The disappearance of Malaysia Airlines flight MH370 is confusing, scary and miserable for the families of those on board. The ambiguity is one of its most difficult aspects, as it leaves those families in between hope and grief, not really able to do either. It also leaves those of us not personally affected more than a bit uneasy. We usually have so much information, we usually can figure things out, we usually don’t lose big things.
There’s something about not knowing that hits us deep. Daily life usually does not strike such a blow, but every once in a while we get put in our place. It’s like being forced into the Total Perspective Vortex from Douglas Adam’s The Restaurant at the End of the Universe, a torture device that shows you how infinitely small you are compared to the Universe.
We like feeling in control, equipped with knowledge; on top of the world, or at least the world inside our own heads. The media coverage about MH370 demonstrates this. We want information to pierce the obscurity. We want someone to do something. We want governments and corporations to take the right steps towards reducing the uncertainty. And they well should.
Contrast this with a normal lecture day in the safe, creative fortress of Central Saint Martins. In MA Innovation Management, we are told that uncertainty is ‘great’. It offers opportunity for learning and new discoveries. Joseph Schumpeter agrees that fundamental uncertainty is inherent to all innovation. Nassim Nicholas Taleb in his book Antifragile: Things that Gain from Disorder defines antifragile as the ability to face shocks and get better, saying the antifragile emerge from uncertainty stronger for the experience.

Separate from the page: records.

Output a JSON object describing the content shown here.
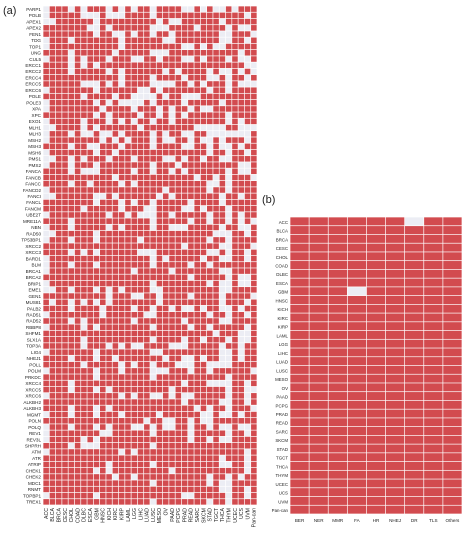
{
  "panel_a_label": "(a)",
  "panel_b_label": "(b)",
  "colors": {
    "present": "#d24b4f",
    "absent": "#ecedf4",
    "grid": "#ffffff"
  },
  "chart_data": [
    {
      "type": "heatmap",
      "panel": "(a)",
      "rows": [
        "PARP1",
        "POLB",
        "APEX1",
        "APEX2",
        "FEN1",
        "TDG",
        "TOP1",
        "UNG",
        "CUL5",
        "ERCC1",
        "ERCC2",
        "ERCC4",
        "ERCC5",
        "ERCC6",
        "POLE",
        "POLE3",
        "XPA",
        "XPC",
        "EXO1",
        "MLH1",
        "MLH3",
        "MSH2",
        "MSH3",
        "MSH6",
        "PMS1",
        "PMS2",
        "FANCA",
        "FANCB",
        "FANCC",
        "FANCD2",
        "FANCI",
        "FANCL",
        "FANCM",
        "UBE2T",
        "MRE11A",
        "NBN",
        "RAD50",
        "TP53BP1",
        "XRCC2",
        "XRCC3",
        "BARD1",
        "BLM",
        "BRCA1",
        "BRCA2",
        "BRIP1",
        "EME1",
        "GEN1",
        "MUS81",
        "PALB2",
        "RAD51",
        "RAD52",
        "RBBP8",
        "SHFM1",
        "SLX1A",
        "TOP3A",
        "LIG4",
        "NHEJ1",
        "POLL",
        "POLM",
        "PRKDC",
        "XRCC4",
        "XRCC5",
        "XRCC6",
        "ALKBH2",
        "ALKBH3",
        "MGMT",
        "POLN",
        "POLQ",
        "REV1",
        "REV3L",
        "SHPRH",
        "ATM",
        "ATR",
        "ATRIP",
        "CHEK1",
        "CHEK2",
        "MDC1",
        "RNMT",
        "TOPBP1",
        "TREX1"
      ],
      "columns": [
        "ACC",
        "BLCA",
        "BRCA",
        "CESC",
        "CHOL",
        "COAD",
        "DLBC",
        "ESCA",
        "GBM",
        "HNSC",
        "KICH",
        "KIRC",
        "KIRP",
        "LAML",
        "LGG",
        "LIHC",
        "LUAD",
        "LUSC",
        "MESO",
        "OV",
        "PAAD",
        "PCPG",
        "PRAD",
        "READ",
        "SARC",
        "SKCM",
        "STAD",
        "TGCT",
        "THCA",
        "THYM",
        "UCEC",
        "UCS",
        "UVM",
        "Pan-can"
      ],
      "matrix": [
        "0111010111010101101111001010010111",
        "0111110001000111101111111111111101",
        "0011111101111111110100111111011111",
        "1111111001011111100011110111101001",
        "1111111101100101101101111111001110",
        "0111011111110111111001111111001101",
        "0111111111110111111111001010011111",
        "1111011111101111100011111111111011",
        "0111010111011100110111001011101001",
        "1111010101111111111111111111111100",
        "1111011111010111111010111101001010",
        "1111111111110111101111011100101101",
        "1111110001010111100001101011101000",
        "0111111101111110010111111101101111",
        "1111110111101100001011000111111111",
        "0111111101010000101111011111011111",
        "0111111110111101110101101001111111",
        "1111111101011110110101011111101111",
        "0111110111010101101101111111101011",
        "0011110101111110111111110000011000",
        "0111010010010111101011001100000001",
        "0111111110101011101001101001011101",
        "1111011001110111101111001101001011",
        "0111111101101111111111111101101101",
        "0011010111011101111001011011001111",
        "0111011101111111101110111111111001",
        "1111010001111101101101011111101001",
        "1111111111101111111111110110101110",
        "1111011011110101111111111100101111",
        "0111111111111111111011111101101111",
        "0011111100101111110101111111011011",
        "1111111101110101101111101111011111",
        "1111110111110111001111001011101111",
        "0111111111011010001101111101101011",
        "1111011111111111101111101101101010",
        "0111011111010111101100011111011001",
        "0011111101111111111111111110001101",
        "0111011101111110111111111101101111",
        "1111111111111111111111011111001110",
        "1111010101111110001111111100101101",
        "0111111111111111101011111011001101",
        "0111011101111111101111101101111111",
        "0111111111111101111101111111001111",
        "1111111111111111111111101111101001",
        "0111111111111111101111111101001001",
        "0011011101010111100111111111001111",
        "1111111111011100110111101111011110",
        "1011010101011111110111111111011101",
        "1111011110111101101101001011001011",
        "0111111110111111001111111101101101",
        "1111010111111101111111011111001111",
        "0111110101111111101111101101111101",
        "1111111111111111111111111110111001",
        "1111110111111111101111011011101001",
        "1111110111010100111100011111011011",
        "0111111101111111100111111111001011",
        "1111011101101111111011001011001011",
        "1111110111110101101110001100001111",
        "0111111101110111100011101101111110",
        "1111111101111111101111111111101111",
        "1111011111111111111111011100001101",
        "1111011101011111111101111111101100",
        "0111111111110101100101001111101101",
        "1111111111111111111111011111001101",
        "1111011101011111111111110101101110",
        "0111011101110111110111111001001011",
        "1111111111111111011001101001111111",
        "0111011101011100101001101101001001",
        "0111111110011111101111101111101101",
        "0111110101111111111111101101001111",
        "1111010001111111101111111111111111",
        "0111111111110101111111111111111101",
        "1111111111111111111111111111011101",
        "1111111111011111101111111111001101",
        "1111111101011111111101111111111101",
        "1111111111101101111111111101101011",
        "1111111111111111101111111101001111",
        "1111111111111111111111111111001101",
        "0111111101111111111111001111101101",
        "1111111111111111101111111101101111"
      ]
    },
    {
      "type": "heatmap",
      "panel": "(b)",
      "rows": [
        "ACC",
        "BLCA",
        "BRCA",
        "CESC",
        "CHOL",
        "COAD",
        "DLBC",
        "ESCA",
        "GBM",
        "HNSC",
        "KICH",
        "KIRC",
        "KIRP",
        "LAML",
        "LGG",
        "LIHC",
        "LUAD",
        "LUSC",
        "MESO",
        "OV",
        "PAAD",
        "PCPG",
        "PRAD",
        "READ",
        "SARC",
        "SKCM",
        "STAD",
        "TGCT",
        "THCA",
        "THYM",
        "UCEC",
        "UCS",
        "UVM",
        "Pan-can"
      ],
      "columns": [
        "BER",
        "NER",
        "MMR",
        "FA",
        "HR",
        "NHEJ",
        "DR",
        "TLS",
        "Others"
      ],
      "matrix": [
        "111111011",
        "111111111",
        "111111111",
        "111111111",
        "111111111",
        "111111111",
        "111111111",
        "111111111",
        "111011111",
        "111111111",
        "111111111",
        "111111111",
        "111111111",
        "111111111",
        "111111111",
        "111111111",
        "111111111",
        "111111111",
        "111111111",
        "111111111",
        "111111111",
        "111111111",
        "111111111",
        "111111111",
        "111111111",
        "111111111",
        "111111111",
        "111111111",
        "111111111",
        "111111111",
        "111111111",
        "111111111",
        "111111111",
        "111111111"
      ]
    }
  ]
}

But it would be tactless to tell people to get comfort from the productivity of uncertainty. Or even like it. And I stand with Taleb against increasing antifragility at the expense of individuals. As us innovators tout the benefits of uncertainty, how can we work to deliver the basic certainties of safety and health in increasing measure?
While we emotionally dislike uncertainty, it has been shown molecularly endemic to everyday life. According to Werner Heisenberg’s uncertainty principle, we can’t even get a handle on the smallest specks: we can’t measure both the position and momentum of a particle with precision. The more accurately we measure one, the more the other eludes us. We can’t find a Boeing 777; we can’t find atoms.
But maybe this is the beginning of humility. And maybe humility is a beginning of knowledge. In response to uncertainty we are driven to seek information; when one of our paradigms fails us we are willing to try anything. As artist Bonnie Camplin says, “no truth is forever”, but maybe that is because no truth is complete. Admitting the fundamental reality of uncertainty can be a driving force on a daily quest to knowledge.